L'impresa che diventa tragedia

La Tenda Rossa e la drammatica vicenda del dirigibile Italia

Rivediamo una puntata del programma quotidiano Il Tempo e la Storia, dedicata alla vicenda del dirigibile Italia. Un gruppo di uomini dispersi tra i ghiacci per quarantotto giorni, un contorno di polemiche, tradimenti e riabilitazioni e un protagonista che a distanza di un secolo è ancora discusso: Umberto Nobile. Svelare il mistero della 'Sfinge polare', è una delle immagini poetiche che i grandi esploratori usavano per descrivere la loro missione. In tanti hanno provato ad avvicinarsi al Polo Nord via mare, successivamente è stato introdotto l’apporto delle slitte trainate dai cani ma solo con l'arrivo dei dirigibili, definiti i mezzi “più veloci dell’aria” l'impresa diventa possibile. I voli delle aeronavi Norge del 1926 e Italia del 1928 sono stati frutto di una preparazione tecnica e scientifica di avanguardia per quei tempi, ma, date le difficoltà, gli incidenti di percorso sono stati numerosi. E la tragedia del dirigibile Italia e della tenda rossa hanno riempito le cronache dei tempi. Tutto ha inizio a ritorno dalla trionfale spedizione “The Amundsen-Ellsworth-Nobile Transpolar Flight” nel 1926 tra i clamori dei festeggiamenti e delle cerimonie in cui viene coinvolto Nobile. L’entusiasmo e la gloria fascista da poco consolidatasi, spingono all’idea di nuovi progetti questa volta completamente di matrice italiana. Il Duce però in un primo momento pensa alla preparazione di un volo con un’aeronave da Roma a Rio de Janeiro. Nobile invece sin dalla spedizione del 1926 è convinto dell’importanza di sfruttare l’hangar costruito alla Baia del Re e i piloni impiantati in Norvegia. Individua anche il dirigibile migliore per questo nuovo viaggio polare: si tratta dell’aeronave in costruzione di 55000 metri cubi, tre volte più grande del Norge e capace di compiere voli senza scalo attraverso la regione polare. Nell’ottobre 1927, dopo prime resistenze, Italo Balbo manda a chiamare il generale, comunicandogli l’assenso del Duce per una nuova spedizione. L’obiettivo è quello di compiere una serie di voli esplorativi in una zona compresa tra l’estremità settentrionale della Groenlandia e la Siberia. Porre la bandiera italiana al Polo e allestire un campo base di studio e di misurazione delle temperature. L’equipaggio è composto da diciotto persone, di cui sette già hanno partecipato al viaggio trionfale del Norge.

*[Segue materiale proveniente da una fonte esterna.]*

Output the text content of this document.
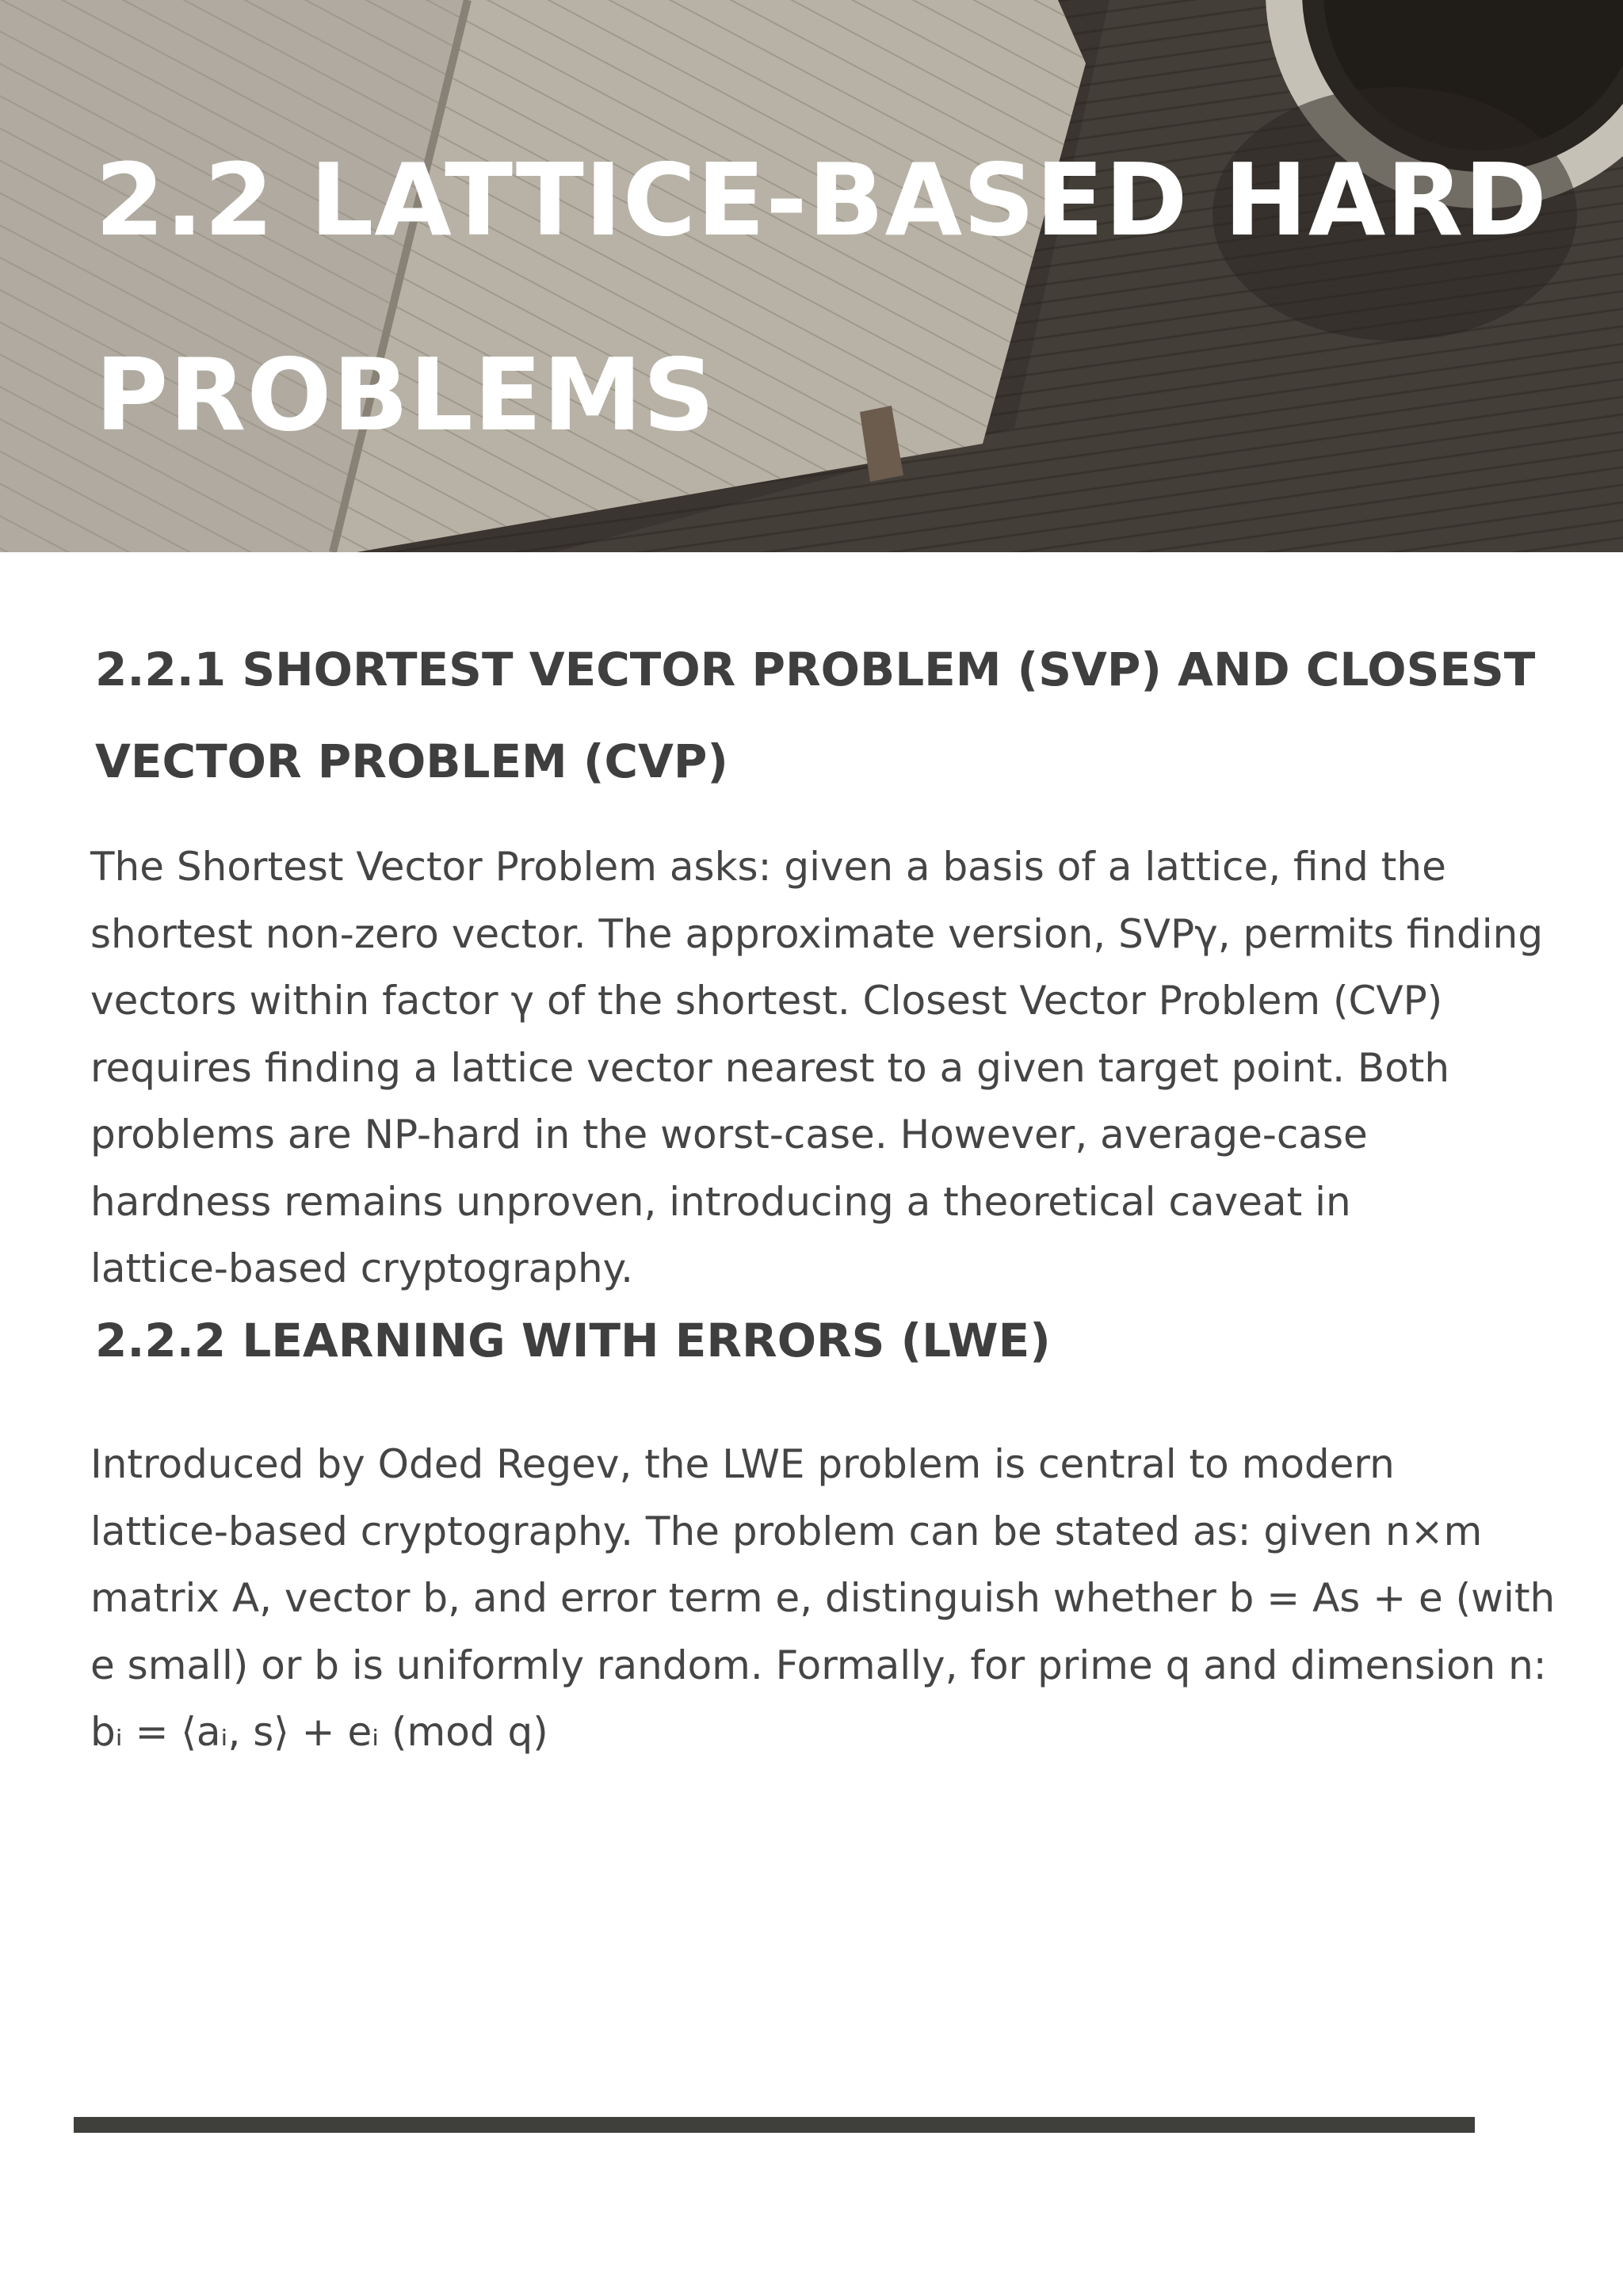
2.2 LATTICE-BASED HARD
PROBLEMS
2.2.1 SHORTEST VECTOR PROBLEM (SVP) AND CLOSEST
VECTOR PROBLEM (CVP)

The Shortest Vector Problem asks: given a basis of a lattice, find the
shortest non-zero vector. The approximate version, SVPγ, permits finding
vectors within factor γ of the shortest. Closest Vector Problem (CVP)
requires finding a lattice vector nearest to a given target point. Both
problems are NP-hard in the worst-case. However, average-case
hardness remains unproven, introducing a theoretical caveat in
lattice-based cryptography.

2.2.2 LEARNING WITH ERRORS (LWE)

Introduced by Oded Regev, the LWE problem is central to modern
lattice-based cryptography. The problem can be stated as: given n×m
matrix A, vector b, and error term e, distinguish whether b = As + e (with
e small) or b is uniformly random. Formally, for prime q and dimension n:
bᵢ = ⟨aᵢ, s⟩ + eᵢ (mod q)
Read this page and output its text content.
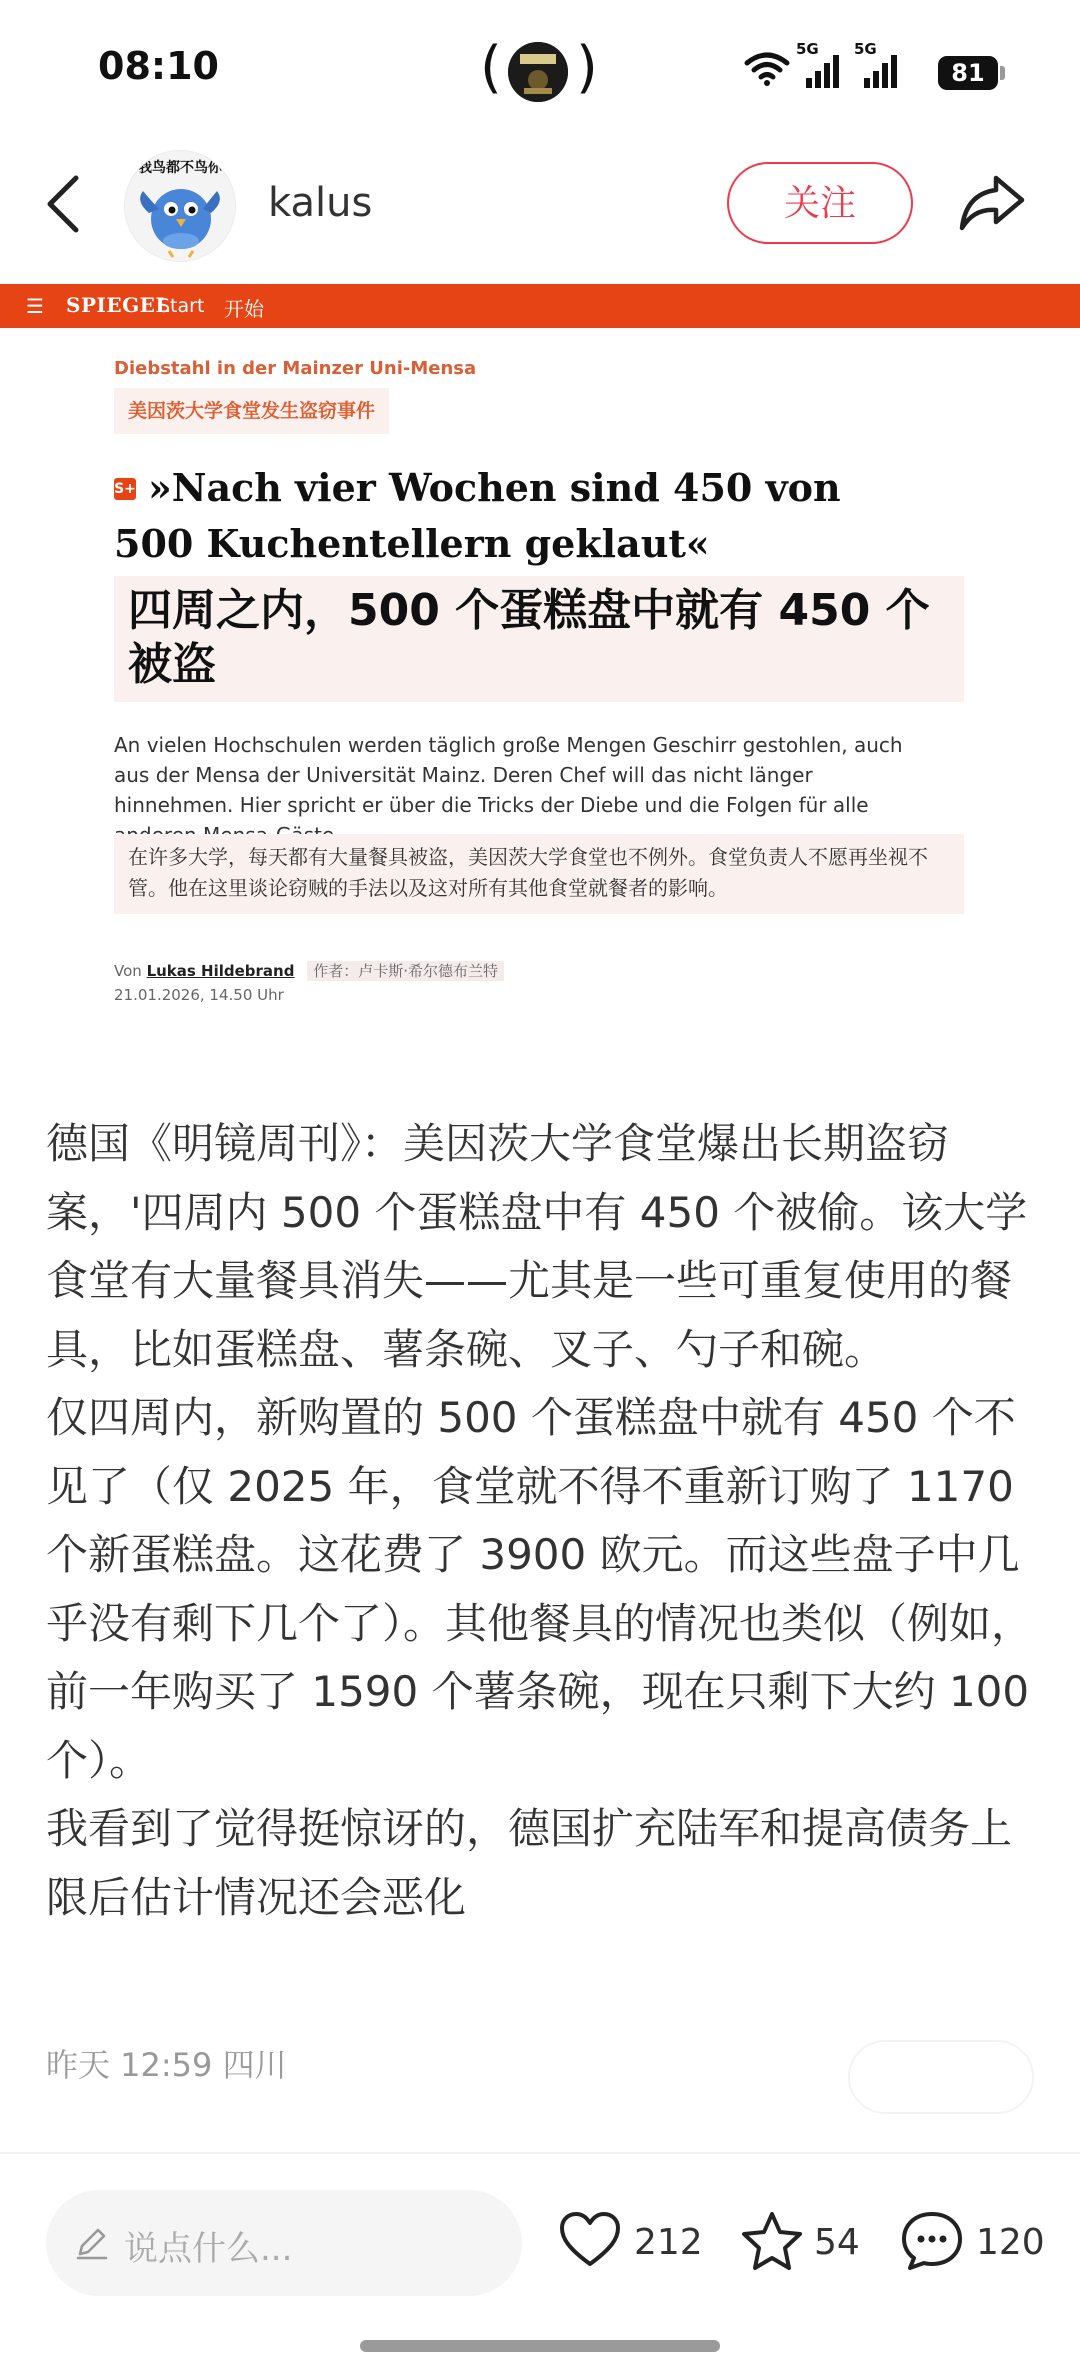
08:10	( )	5G 5G
81
我鸟都不鸟你
kalus	关注
☰ SPIEGEL
Start 开始
Diebstahl in der Mainzer Uni-Mensa
美因茨大学食堂发生盗窃事件
»Nach vier Wochen sind 450 von 500 Kuchentellern geklaut«
S+
四周之内，500 个蛋糕盘中就有 450 个被盗
An vielen Hochschulen werden täglich große Mengen Geschirr gestohlen, auch aus der Mensa der Universität Mainz. Deren Chef will das nicht länger hinnehmen. Hier spricht er über die Tricks der Diebe und die Folgen für alle
在许多大学，每天都有大量餐具被盗，美因茨大学食堂也不例外。食堂负责人不愿再坐视不管。他在这里谈论窃贼的手法以及这对所有其他食堂就餐者的影响。
Von Lukas Hildebrand 作者：卢卡斯·希尔德布兰特
21.01.2026, 14.50 Uhr

德国《明镜周刊》：美因茨大学食堂爆出长期盗窃案，'四周内 500 个蛋糕盘中有 450 个被偷。该大学食堂有大量餐具消失——尤其是一些可重复使用的餐具，比如蛋糕盘、薯条碗、叉子、勺子和碗。

仅四周内，新购置的 500 个蛋糕盘中就有 450 个不见了（仅 2025 年，食堂就不得不重新订购了 1170 个新蛋糕盘。这花费了 3900 欧元。而这些盘子中几乎没有剩下几个了）。其他餐具的情况也类似（例如，前一年购买了 1590 个薯条碗，现在只剩下大约 100 个）。

我看到了觉得挺惊讶的，德国扩充陆军和提高债务上限后估计情况还会恶化

昨天 12:59 四川
说点什么...	212	54	120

Poco dopo la mezzanotte del 24 maggio 1928 l’Italia raggiunge il Polo Nord: ad un centinaio di metri da terra vengono tirati giù il tricolore e una gran croce di quercia ricevuta dal pontefice Pio XI

Nella notte tra il 14 e il 15 aprile 1928 il dirigibile Italia parte da Milano, diretto sul Mar Baltico. Il programma prevede tre voli polari una volta raggiunta la Baia del Re: il primo nella regione della Terra del Nord e due al Polo. Poco dopo la mezzanotte del 24 maggio 1928 l’Italia raggiunge il Polo Nord: ad un centinaio di metri da terra vengono tirati giù il tricolore e una gran croce di quercia ricevuta dal pontefice Pio XI. L’aeronave riparte circa due ore dopo incappando in una bufera: perde la direzione e per i danni riportati a causa del forte vento si schianta inizialmente sul pack, per poi riprendere quota e perdersi definitivamente con a bordo sei persone dell’equipaggio. I nove superstiti scaraventati a terra e in parte feriti ritrovano tra le macerie un sacco contenente alcune attrezzature di emergenza e una tenda, in seguito colorata di rosso con l’anilina per renderla più visibile ai soccorritori. A breve distanza rinvengono una piccola stazione radiotelegrafica con la quale proveranno a chiedere soccorso e anche viveri sufficienti per sopravvivere poco tempo. Il 6 giugno vengono finalmente intercettati da un radioamatore russo e cominciano finalmente a comunicare. Una prima spedizione svedese parte con tre aerei e una nave d’appoggio. Dall’Italia prendono il volo due idrovolanti e salpa anche un rompighiaccio sovietico, il Malyghin. La ricerca non è facile a causa delle insignificanti dimensioni della tenda rispetto agli sterminati ghiacci. Il primo a raggiungerli è un piccolo velivolo che ha l’ordine tassativo di recuperare il generale Nobile, così poi da coordinare il salvataggio di tutti gli altri. Si susseguono tragici episodi nei vari tentativi di recuperare gli altri superstiti che vengono in parte recuperati con l’aiuto della nave rompighiaccio russa Krassin. La sera del 31 luglio 1928, dopo quattro mesi di tremende avventure i sopravvissuti alla spedizione giungono a Roma, è la fine di un incubo e l’inizio di numerose polemiche sulla gestione del viaggio e delle operazioni di soccorso.